Boeing verstieß gegen Vereinbarung mit dem US-Justizministerium
Der Deal folgt auf eine Feststellung des Justizministeriums im vergangenen Mai, wonach Boeing gegen eine Vereinbarung aus dem Jahr 2021 verstoßen habe, die das Unternehmen wegen der Abstürze in Indonesien und Äthiopien vor Strafverfolgung geschützt hatte.

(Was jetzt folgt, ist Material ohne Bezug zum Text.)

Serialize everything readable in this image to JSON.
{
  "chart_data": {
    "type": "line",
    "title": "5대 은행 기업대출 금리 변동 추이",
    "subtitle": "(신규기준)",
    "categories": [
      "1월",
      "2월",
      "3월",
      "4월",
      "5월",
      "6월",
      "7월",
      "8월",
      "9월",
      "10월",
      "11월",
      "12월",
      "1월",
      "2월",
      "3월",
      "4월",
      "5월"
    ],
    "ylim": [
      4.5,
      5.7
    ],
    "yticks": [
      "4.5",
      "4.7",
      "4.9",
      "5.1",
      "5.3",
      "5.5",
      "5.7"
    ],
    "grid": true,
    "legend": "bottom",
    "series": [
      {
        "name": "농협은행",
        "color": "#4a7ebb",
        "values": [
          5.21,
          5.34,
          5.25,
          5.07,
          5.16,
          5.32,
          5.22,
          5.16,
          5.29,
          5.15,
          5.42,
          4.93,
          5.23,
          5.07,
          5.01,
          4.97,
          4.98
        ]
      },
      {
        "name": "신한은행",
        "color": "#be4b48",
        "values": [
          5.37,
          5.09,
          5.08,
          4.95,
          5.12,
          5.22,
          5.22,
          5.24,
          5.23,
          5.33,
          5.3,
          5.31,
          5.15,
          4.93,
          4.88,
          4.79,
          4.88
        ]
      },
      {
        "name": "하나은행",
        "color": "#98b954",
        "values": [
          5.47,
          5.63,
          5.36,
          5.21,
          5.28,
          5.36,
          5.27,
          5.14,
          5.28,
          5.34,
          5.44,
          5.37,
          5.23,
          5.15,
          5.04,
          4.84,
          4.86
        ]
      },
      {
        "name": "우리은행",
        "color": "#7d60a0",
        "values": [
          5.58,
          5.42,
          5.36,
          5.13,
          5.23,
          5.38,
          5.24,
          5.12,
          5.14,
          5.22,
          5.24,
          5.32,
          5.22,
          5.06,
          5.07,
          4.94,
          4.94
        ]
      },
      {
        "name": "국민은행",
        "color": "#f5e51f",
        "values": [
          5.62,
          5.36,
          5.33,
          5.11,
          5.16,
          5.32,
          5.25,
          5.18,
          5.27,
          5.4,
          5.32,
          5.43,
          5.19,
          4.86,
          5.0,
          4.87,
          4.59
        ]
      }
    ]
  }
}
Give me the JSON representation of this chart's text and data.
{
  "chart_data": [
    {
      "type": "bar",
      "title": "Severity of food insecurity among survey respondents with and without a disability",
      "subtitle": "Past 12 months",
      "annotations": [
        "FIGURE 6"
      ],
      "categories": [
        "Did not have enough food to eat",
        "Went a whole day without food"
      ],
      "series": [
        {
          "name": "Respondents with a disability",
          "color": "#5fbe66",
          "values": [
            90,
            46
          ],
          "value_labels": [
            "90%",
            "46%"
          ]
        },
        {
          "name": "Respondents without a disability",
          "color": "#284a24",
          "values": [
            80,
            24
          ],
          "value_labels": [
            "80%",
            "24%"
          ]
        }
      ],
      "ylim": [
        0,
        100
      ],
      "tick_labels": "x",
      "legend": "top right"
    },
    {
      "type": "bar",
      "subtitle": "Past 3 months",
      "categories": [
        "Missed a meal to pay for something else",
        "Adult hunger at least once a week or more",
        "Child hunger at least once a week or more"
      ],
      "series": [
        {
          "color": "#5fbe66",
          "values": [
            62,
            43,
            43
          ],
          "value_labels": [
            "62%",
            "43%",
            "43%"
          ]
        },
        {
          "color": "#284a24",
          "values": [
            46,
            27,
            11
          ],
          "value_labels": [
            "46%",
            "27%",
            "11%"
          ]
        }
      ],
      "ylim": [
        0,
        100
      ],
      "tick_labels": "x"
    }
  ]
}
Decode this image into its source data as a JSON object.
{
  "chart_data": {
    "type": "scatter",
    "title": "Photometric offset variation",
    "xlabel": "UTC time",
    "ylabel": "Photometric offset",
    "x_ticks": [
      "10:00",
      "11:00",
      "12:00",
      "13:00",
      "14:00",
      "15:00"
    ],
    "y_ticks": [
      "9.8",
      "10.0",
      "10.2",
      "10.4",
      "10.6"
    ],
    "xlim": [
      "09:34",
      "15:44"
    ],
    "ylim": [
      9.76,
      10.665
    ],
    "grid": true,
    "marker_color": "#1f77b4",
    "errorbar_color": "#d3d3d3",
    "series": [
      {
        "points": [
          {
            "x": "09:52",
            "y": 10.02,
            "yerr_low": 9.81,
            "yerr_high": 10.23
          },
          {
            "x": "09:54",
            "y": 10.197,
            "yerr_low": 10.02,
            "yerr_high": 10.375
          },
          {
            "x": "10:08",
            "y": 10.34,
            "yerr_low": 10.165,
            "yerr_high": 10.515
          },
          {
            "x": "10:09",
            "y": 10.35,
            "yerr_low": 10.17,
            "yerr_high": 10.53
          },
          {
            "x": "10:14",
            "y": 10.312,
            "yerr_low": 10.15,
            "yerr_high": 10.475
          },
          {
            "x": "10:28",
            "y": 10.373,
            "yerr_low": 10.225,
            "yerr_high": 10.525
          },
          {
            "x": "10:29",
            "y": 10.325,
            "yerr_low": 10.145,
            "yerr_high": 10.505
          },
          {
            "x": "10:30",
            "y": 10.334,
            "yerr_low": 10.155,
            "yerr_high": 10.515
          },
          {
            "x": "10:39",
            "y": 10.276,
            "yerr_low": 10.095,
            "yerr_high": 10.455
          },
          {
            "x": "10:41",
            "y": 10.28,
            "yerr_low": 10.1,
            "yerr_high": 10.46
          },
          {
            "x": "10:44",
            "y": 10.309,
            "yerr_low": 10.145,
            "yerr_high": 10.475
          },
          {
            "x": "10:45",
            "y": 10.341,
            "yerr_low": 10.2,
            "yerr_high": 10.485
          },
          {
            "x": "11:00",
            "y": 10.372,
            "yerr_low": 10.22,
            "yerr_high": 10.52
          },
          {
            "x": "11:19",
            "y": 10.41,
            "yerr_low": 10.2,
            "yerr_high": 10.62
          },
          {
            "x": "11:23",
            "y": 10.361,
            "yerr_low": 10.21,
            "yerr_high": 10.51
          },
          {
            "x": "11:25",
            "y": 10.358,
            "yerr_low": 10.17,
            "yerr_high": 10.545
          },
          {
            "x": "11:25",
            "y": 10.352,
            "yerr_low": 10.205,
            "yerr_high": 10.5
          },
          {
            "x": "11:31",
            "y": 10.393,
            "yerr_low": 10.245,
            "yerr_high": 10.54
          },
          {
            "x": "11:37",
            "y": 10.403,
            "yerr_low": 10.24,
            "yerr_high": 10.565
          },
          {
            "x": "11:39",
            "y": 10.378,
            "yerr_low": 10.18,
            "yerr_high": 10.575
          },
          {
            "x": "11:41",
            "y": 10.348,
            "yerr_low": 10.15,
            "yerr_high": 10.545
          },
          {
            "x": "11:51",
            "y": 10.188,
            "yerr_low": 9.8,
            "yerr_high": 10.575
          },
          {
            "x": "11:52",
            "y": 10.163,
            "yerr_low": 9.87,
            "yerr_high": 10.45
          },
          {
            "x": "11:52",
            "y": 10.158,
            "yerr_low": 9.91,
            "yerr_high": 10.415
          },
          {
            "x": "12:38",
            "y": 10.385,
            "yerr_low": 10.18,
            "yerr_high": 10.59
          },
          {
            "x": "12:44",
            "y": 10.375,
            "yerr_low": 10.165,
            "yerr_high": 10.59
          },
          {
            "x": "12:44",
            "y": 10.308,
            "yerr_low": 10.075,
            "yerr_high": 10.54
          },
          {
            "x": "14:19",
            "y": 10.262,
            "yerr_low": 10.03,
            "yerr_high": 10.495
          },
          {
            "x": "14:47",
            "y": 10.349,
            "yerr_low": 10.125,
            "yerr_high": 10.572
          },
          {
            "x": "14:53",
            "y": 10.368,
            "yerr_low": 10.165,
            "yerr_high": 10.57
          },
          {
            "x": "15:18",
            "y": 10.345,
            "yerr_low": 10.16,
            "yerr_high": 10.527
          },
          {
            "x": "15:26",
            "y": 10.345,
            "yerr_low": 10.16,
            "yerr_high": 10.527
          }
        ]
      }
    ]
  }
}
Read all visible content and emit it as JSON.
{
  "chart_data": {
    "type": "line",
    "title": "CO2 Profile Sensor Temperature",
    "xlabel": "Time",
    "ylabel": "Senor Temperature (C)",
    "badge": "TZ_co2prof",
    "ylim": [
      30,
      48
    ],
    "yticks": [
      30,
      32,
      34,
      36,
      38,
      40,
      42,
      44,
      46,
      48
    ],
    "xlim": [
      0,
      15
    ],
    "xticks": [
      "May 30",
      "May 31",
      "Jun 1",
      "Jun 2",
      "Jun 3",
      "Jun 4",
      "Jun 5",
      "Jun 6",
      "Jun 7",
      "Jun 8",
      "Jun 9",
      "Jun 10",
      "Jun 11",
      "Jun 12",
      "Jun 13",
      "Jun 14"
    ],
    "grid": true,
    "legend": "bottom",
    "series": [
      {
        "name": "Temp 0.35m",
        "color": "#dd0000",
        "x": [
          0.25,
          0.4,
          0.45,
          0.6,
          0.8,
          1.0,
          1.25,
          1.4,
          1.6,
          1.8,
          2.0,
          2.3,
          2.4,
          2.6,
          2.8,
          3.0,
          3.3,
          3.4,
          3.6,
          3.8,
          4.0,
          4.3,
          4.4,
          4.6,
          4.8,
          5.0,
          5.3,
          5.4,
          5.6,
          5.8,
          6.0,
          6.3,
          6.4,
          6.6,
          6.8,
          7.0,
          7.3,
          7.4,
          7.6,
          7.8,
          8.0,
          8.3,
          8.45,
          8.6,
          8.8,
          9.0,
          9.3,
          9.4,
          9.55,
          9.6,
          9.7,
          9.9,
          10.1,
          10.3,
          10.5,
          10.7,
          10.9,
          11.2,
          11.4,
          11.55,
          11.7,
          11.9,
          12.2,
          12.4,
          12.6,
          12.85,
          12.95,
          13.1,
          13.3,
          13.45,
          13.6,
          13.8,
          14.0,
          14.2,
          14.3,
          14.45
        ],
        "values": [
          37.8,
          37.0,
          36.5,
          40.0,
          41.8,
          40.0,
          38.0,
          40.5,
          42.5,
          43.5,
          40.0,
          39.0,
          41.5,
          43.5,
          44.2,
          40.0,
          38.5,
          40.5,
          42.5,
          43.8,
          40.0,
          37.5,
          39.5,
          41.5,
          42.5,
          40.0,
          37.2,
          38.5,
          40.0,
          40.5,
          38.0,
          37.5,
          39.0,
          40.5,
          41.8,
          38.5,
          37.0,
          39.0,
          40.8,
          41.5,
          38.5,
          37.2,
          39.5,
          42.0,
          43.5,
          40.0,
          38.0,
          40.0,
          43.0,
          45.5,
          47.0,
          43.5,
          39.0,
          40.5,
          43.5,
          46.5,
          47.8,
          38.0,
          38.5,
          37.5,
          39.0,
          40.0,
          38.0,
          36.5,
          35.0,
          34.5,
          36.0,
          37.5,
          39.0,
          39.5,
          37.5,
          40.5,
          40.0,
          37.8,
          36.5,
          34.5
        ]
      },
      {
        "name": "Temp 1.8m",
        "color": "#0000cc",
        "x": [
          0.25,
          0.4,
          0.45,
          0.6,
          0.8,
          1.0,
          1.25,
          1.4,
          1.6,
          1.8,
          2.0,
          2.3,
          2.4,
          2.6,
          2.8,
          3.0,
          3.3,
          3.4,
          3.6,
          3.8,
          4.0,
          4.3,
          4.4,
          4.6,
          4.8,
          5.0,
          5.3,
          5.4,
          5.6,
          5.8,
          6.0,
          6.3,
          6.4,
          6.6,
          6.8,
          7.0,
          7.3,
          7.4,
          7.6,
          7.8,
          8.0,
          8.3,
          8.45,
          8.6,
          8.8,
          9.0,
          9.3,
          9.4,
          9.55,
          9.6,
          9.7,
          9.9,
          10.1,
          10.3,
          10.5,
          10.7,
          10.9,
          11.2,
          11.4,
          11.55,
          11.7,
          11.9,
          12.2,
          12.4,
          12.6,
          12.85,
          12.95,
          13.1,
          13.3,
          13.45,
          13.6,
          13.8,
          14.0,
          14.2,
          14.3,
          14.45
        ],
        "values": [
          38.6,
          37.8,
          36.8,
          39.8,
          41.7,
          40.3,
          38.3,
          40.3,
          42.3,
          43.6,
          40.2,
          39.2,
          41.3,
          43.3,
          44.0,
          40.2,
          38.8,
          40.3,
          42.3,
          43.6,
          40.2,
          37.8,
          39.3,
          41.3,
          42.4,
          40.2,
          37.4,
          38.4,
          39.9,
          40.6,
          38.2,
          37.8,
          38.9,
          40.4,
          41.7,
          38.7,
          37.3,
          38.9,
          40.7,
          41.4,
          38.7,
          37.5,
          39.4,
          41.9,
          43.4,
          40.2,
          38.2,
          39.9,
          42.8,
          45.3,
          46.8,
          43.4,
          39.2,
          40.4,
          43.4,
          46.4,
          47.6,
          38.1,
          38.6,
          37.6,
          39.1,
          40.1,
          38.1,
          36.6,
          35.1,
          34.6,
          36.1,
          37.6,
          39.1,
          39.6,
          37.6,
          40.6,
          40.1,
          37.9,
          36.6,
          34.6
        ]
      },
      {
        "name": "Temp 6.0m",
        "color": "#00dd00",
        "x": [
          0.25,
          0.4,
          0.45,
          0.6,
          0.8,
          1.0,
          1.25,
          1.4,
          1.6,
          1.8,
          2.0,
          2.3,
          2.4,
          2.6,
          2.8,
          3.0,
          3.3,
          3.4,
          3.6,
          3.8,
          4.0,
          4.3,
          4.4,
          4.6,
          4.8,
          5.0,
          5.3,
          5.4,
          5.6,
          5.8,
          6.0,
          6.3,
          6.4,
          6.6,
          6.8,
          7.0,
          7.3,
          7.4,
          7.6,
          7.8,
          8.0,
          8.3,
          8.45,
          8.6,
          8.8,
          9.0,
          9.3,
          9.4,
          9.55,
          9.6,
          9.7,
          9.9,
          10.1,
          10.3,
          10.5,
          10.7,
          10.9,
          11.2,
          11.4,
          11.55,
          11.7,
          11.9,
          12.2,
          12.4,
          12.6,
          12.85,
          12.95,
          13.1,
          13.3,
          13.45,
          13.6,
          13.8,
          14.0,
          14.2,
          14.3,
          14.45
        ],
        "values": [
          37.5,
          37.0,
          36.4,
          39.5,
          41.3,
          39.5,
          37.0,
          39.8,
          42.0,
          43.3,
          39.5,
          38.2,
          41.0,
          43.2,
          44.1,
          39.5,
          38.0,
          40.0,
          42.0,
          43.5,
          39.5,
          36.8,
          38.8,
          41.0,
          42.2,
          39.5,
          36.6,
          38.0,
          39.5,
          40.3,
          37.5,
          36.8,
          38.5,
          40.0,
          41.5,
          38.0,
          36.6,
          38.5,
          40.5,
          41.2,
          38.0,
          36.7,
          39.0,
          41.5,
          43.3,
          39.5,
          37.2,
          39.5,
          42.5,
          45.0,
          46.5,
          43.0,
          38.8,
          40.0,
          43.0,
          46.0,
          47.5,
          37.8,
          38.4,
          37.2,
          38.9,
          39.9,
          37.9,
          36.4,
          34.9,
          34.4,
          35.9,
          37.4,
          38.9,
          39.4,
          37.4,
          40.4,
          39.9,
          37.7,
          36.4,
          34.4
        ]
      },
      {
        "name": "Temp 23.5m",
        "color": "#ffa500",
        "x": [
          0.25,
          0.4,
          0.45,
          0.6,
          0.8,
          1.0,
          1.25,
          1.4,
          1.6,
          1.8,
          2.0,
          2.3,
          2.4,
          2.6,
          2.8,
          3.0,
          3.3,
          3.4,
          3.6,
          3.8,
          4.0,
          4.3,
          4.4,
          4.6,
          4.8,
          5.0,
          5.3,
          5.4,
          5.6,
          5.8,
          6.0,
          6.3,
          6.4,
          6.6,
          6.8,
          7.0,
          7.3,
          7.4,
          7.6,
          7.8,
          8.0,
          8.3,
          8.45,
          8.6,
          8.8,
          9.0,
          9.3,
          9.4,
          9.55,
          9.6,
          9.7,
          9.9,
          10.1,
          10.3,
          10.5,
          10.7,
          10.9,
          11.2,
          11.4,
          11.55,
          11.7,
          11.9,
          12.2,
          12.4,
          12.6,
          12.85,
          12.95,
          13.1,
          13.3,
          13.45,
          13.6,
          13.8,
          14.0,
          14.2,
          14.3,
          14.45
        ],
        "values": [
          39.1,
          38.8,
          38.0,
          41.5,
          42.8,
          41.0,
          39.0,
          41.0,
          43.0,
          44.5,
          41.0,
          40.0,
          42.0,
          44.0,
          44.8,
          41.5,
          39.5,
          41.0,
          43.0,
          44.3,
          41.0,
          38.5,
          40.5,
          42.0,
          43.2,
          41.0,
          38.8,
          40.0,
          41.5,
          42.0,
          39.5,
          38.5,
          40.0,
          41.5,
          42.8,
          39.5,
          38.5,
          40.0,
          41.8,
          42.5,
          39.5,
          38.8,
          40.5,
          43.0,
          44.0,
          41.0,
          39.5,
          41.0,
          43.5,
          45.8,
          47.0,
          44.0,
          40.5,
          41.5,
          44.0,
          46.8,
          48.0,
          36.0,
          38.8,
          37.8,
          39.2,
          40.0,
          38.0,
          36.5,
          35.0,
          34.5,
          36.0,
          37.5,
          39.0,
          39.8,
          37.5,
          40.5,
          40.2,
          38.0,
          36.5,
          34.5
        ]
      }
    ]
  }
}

Das US-Justizministerium hatte damals zugestimmt, die Strafverfolgung auszusetzen. Es forderte dazu auf, eine Anklage wegen Verschwörung zum Betrug an der US-Luftfahrtbehörde abzuweisen, solange sich das Unternehmen über einen Zeitraum von drei Jahren an gewisse vereinbarte Bedingungen hält.
Boeing hatte sich bereit erklärt, die Compliance-Praktiken zu überarbeiten, um Verstöße gegen US-Betrugsgesetze zu verhindern. Außerdem sollten regelmäßige Berichte vorgelegt werden. Zwei Tage vor Ablauf der Vereinbarung kam es zum Zwischenfall mit einer Boeing 737 MAX 9 der Alaska Airlines, bei der kurz nach dem Start ein Teil der Kabinenwand herausgerissen wurde.
Die Folgen des Schuldeingeständnisses
Sollte es zu der Vereinbarung kommen, wäre der Konzern wegen eines schweren Verbrechens verurteilt. Zudem müsste er in den kommenden drei Jahren mindestens 455 Millionen Dollar in die Verbesserung seiner Sicherheits- und Compliance-Programme stecken. Außerdem müsste sich der Konzernvorstand mit den Angehörigen der Opfer treffen. Ein unabhängiger Prüfer müsste jedes Jahr einen Fortschrittsbericht vorlegen. Boeing erhielte eine Bewährungszeit von drei Jahren.
Mit einem Schuldeingeständnis riskiert Boeing außerdem, dass dem Flugzeugbauer weitere lukrative Regierungsaufträge entgehen, etwa vom Verteidigungsministerium oder der Raumfahrtbehörde NASA.
Boeing würde sich aber einen Prozess ersparen, der zahlreiche Konzernentscheidungen, die zu den Abstürzen geführt haben, unter eine noch größere öffentliche Prüfung bringen würde. Es würde dem Konzern, der im Laufe des Jahres einen neuen Chef bekommt, auch die Genehmigung der Übernahme von Spirit AeroSystems erleichtern.
Der neue Vergleich, sollte er vereinbart werden, bezieht sich lediglich auf das Verhalten des Konzerns vor den tödlichen Abstürzen. Er schützt ihn nicht vor etwaigen Ermittlungen oder Anklagen im Zusammenhang mit weiteren Vorfällen wie dem Zwischenfall im Januar.